# finger clicking



## ladylady (Apr 5, 2007)

haveing had a dog i clicked my fingers to get there atention-its working! if there hideing they come to see what the noise is, they cant resist.

ps whisling and squeeking wasnt so usefull


----------



## Stephanie (Mar 25, 2007)

the only time i squeak at my boys is when i first get them and they try to nip at me squeaking is their way of saying HEY i don't like that knock it off


----------



## Night (Feb 23, 2007)

Clicked your fingers? What?


----------



## King420 (Jan 6, 2007)

kinda slid your fingers together like your tryin to snap your fingers with out the snap sound i think......thats how i trained my rat. he knows that either means hes gettin some food or he gonna get some pettin. PS....idk if its just my rat but he loves gettin scratched behind his ears.


----------



## JennieLove (Jan 2, 2007)

OoOoO jay loves that aswell. But only when hes laying down for some reason.


----------



## Stephanie (Mar 25, 2007)

my rats Love being scritched all over especially their tummies and their butts LoL


----------



## Nazarath (Feb 20, 2007)

Naz melts when i get a hold of his ears .


----------



## Night (Feb 23, 2007)

Haha, I'm a moron. I can't believe I didn't realize what she was talking about  Most people call it 'snapping' their fingers.

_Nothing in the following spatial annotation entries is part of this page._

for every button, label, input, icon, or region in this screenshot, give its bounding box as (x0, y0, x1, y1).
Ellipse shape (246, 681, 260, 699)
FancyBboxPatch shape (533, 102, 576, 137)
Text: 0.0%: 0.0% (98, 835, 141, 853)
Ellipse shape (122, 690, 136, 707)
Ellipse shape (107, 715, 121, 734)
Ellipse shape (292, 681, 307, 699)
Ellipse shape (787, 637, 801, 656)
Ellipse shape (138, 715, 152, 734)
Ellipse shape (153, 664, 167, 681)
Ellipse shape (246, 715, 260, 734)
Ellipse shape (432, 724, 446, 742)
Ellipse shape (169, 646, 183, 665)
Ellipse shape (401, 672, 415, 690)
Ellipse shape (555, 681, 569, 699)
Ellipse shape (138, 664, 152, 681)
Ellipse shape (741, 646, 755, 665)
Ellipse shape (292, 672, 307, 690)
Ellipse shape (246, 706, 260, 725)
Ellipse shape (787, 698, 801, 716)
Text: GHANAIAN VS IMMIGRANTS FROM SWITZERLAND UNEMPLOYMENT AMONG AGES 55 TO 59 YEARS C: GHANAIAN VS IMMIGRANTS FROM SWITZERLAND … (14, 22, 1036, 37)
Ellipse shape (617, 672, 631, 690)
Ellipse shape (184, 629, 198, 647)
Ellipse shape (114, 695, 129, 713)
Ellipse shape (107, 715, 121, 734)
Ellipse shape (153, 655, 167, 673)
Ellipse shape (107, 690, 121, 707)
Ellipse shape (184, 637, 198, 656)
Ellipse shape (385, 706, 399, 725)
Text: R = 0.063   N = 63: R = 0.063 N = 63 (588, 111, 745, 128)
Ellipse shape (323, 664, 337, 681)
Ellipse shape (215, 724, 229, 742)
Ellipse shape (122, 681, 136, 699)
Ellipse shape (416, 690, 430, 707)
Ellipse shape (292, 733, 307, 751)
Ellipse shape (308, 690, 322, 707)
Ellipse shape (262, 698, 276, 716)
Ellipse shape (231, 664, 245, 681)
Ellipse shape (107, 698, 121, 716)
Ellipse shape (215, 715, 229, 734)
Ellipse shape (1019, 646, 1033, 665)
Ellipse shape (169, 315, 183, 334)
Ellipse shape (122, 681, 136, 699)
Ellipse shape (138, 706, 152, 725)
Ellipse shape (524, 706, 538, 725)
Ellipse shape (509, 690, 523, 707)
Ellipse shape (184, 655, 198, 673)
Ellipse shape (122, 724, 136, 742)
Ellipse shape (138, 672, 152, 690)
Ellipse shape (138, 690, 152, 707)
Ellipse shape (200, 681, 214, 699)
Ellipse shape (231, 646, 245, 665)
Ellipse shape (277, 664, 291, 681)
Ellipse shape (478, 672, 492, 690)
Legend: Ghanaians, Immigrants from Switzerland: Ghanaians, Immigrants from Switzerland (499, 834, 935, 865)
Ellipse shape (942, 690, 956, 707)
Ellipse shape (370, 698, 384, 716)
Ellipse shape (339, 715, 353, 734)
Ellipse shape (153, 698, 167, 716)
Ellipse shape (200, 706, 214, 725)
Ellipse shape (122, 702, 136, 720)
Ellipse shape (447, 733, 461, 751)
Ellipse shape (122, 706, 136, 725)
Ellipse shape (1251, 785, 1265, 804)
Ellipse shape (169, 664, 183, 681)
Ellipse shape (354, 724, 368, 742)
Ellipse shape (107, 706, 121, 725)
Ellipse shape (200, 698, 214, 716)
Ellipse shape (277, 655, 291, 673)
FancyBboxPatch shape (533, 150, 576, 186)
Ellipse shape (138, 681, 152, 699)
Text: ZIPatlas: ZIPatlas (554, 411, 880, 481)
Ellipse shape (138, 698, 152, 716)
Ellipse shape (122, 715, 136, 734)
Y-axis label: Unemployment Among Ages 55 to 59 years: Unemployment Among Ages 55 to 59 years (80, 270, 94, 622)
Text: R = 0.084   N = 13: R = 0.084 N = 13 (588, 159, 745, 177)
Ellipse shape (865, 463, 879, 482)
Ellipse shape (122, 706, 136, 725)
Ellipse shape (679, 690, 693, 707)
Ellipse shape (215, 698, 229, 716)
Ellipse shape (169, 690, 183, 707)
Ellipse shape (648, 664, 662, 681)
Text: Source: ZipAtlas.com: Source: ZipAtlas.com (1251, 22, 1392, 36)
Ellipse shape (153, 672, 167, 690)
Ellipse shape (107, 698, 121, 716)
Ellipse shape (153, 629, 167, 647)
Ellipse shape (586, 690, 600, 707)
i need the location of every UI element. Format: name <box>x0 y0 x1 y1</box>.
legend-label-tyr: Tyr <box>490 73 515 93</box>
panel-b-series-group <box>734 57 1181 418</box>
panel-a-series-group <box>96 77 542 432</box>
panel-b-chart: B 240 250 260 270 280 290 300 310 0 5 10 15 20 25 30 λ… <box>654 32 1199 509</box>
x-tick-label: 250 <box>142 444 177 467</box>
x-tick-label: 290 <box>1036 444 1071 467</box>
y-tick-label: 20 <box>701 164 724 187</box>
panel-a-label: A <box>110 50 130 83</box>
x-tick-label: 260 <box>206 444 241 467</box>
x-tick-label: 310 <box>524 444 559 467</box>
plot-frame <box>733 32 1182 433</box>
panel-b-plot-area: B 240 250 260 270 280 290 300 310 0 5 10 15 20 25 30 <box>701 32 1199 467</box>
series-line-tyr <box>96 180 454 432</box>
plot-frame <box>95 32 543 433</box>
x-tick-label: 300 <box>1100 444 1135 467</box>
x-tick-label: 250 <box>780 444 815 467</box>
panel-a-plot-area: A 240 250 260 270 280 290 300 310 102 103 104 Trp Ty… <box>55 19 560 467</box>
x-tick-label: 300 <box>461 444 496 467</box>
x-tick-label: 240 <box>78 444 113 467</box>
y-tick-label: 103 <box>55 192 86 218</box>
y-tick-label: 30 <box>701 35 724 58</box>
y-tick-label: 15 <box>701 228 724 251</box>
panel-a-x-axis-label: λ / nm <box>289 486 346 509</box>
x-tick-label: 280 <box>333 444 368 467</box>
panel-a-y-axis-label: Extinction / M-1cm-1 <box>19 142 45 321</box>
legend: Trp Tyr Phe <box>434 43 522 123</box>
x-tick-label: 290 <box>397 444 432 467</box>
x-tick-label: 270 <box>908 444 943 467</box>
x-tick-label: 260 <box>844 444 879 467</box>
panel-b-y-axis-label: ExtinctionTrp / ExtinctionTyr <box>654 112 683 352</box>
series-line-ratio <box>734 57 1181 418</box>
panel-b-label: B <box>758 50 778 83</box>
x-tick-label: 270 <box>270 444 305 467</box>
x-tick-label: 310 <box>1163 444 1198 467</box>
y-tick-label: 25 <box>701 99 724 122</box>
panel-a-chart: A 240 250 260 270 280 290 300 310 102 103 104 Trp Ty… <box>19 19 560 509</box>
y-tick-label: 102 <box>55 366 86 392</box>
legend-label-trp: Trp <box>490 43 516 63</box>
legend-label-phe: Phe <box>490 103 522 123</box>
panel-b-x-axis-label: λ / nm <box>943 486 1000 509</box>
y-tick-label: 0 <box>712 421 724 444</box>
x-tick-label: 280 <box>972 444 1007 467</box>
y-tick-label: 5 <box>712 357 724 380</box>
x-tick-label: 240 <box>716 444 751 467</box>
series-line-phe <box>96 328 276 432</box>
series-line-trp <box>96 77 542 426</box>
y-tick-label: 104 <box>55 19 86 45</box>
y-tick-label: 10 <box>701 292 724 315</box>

I only snap my fingers when my rats are doing something I don't want them to be doing (fighting, bunching up towels, chewing on hammocks, et cetera).

My rats loooove being scritched behind the ear! They'll slowly close their eyes and brux in contentment


----------



## DonnaK (Feb 8, 2007)

I only started hearing snapping your fingers when I moved to the states. Back in the UK, we say clicking your fingers.


----------